Intrarectal TNBS was given to SJL/J mice along with either placebo or a specific IDO inhibitor. IDO protein and mRNA expression were assessed by Western blotting and real-time PCR. Colonic lamina propria mononuclear cells (LPMNCs) were isolated, fractionated, and cultured, in the presence and absence of IFN-gamma, to determine the cell type(s) expressing IDO.


IDO is expressed by professional antigen-presenting cells in the lamina propria.
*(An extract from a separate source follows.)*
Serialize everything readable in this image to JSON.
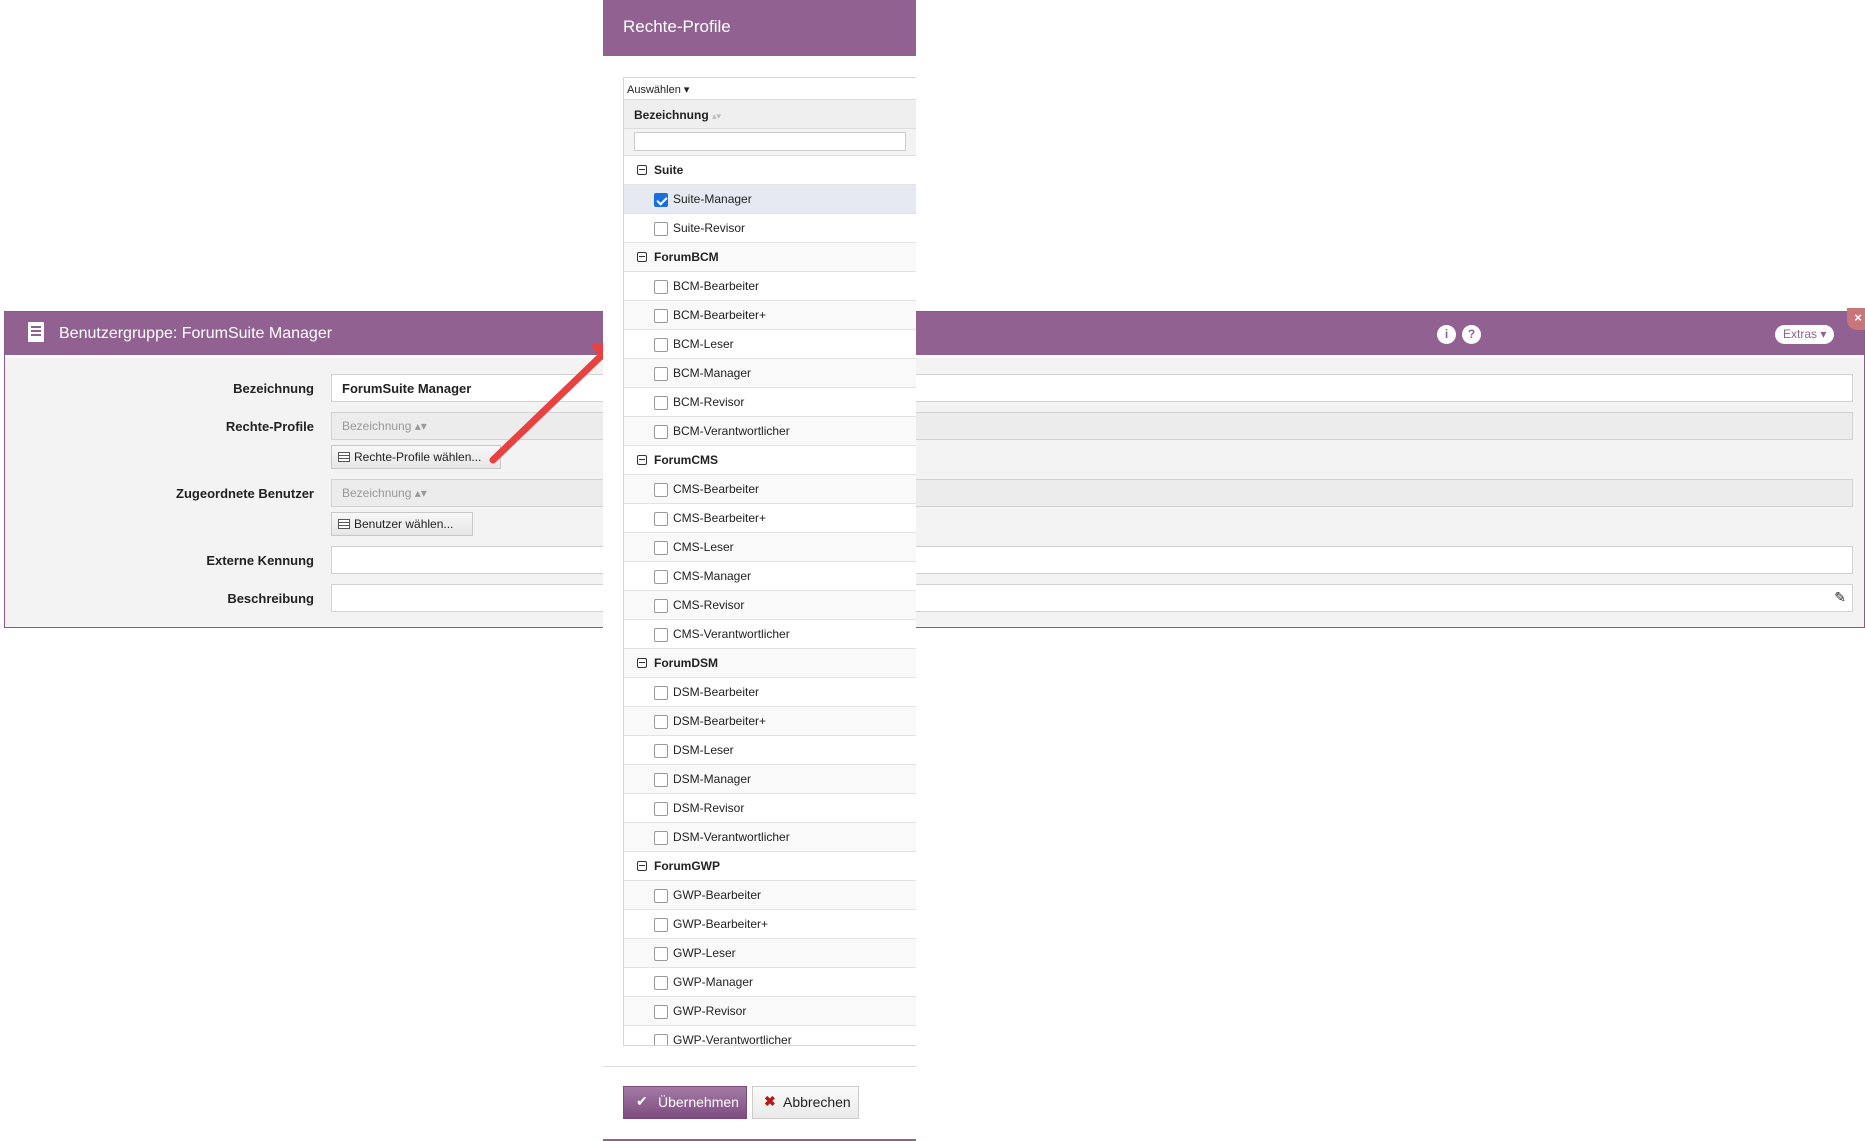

Induction of TNBS colitis resulted in a significant increase in IDO mRNA (P = 0.005) and protein expression. IDO inhibition during TNBS colitis resulted in an 80% mortality compared with 10% for placebo-treated animals (P = 0.0089). IDO inhibition resulted in a more severe colitis both histologically and morphologically (P < 0.05) and significantly increased colonic proinflammatory cytokine expression compared with placebo-treated animals.


IDO is expressed in the normal colon and is up-regulated in the setting of TNBS colitis. Inhibition of IDO during TNBS colitis resulted in increased mortality and an augmentation of the normal inflammatory response. These findings suggest that IDO plays an important role in the down-regulation of Th1 responses within the gastrointestinal tract.